Het opleggen van geheimhouding op stukken in een procedure via 8:29 Awb is regelmatig onderwerp van een blog of een update. In de overzichtsuitspraak van de Raad van State (zie update en annotatie) is duidelijk gemaakt dat geheimhouding aan de orde is bij de Wob-stukken die onderwerp van geschil zijn (zie bijvoorbeeld deze update). Ook kan sprake zijn van gewichtige redenen (en dus gerechtvaardigde geheimhouding) bij processtukken over de Wob-stukken (bijvoorbeeld een eerdere zienswijze van de derde-belanghebbende).
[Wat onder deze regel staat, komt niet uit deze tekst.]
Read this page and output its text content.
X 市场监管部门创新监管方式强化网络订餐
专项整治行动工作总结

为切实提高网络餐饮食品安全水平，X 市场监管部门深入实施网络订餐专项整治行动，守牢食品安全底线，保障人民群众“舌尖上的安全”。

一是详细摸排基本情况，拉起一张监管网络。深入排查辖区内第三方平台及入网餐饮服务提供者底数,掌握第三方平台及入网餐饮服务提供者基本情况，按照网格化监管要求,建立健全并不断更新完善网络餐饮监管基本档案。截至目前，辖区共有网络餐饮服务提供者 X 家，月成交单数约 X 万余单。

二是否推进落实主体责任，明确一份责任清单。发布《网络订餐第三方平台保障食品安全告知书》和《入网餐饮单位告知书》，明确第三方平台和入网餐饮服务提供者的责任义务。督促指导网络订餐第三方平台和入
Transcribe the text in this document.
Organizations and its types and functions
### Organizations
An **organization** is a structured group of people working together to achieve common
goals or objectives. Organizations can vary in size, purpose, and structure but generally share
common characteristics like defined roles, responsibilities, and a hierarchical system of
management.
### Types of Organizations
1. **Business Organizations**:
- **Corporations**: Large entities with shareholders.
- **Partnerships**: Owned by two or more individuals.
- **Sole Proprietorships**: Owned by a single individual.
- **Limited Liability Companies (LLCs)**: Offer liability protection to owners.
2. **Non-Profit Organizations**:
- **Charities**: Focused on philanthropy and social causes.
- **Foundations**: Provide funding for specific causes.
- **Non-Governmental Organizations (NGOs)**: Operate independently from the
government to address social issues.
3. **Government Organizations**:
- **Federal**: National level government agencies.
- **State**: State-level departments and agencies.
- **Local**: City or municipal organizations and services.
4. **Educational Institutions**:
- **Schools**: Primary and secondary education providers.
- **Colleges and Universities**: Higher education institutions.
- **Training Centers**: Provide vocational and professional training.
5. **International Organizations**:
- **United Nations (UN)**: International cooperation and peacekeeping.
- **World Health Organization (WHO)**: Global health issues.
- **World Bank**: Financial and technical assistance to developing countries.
Dit is, zo laat een recente 8:29 beslissing van de Raad van State goed zien, geen vanzelfsprekendheid. Hoewel in een processtuk wel wordt ingegaan op de Wob-stukken en waarom de minister wel of niet meegaat in de gedachte van de derde-belanghebbende, is dit zodanig kort en in algemene bewoordingen, dat de Raad van State in dit geval niet inziet dat de Wob-verzoeker inzicht zou krijgen in de informatie die onder het Wob-verzoek valt (en dus nog onderwerp van geschil is). Hierbij speelt ook een rol dat deze informatie, in iets andere vorm, ook al onderdeel uitmaakte van het Wob-besluit.
Kennelijk is de oorspronkelijke Wob-verzoeker ook nog partij in hoger beroep. Was dit niet het geval, dan was het verzoek om beperkte kennisneming sowieso al afgewezen (zie over deze situatie deze update).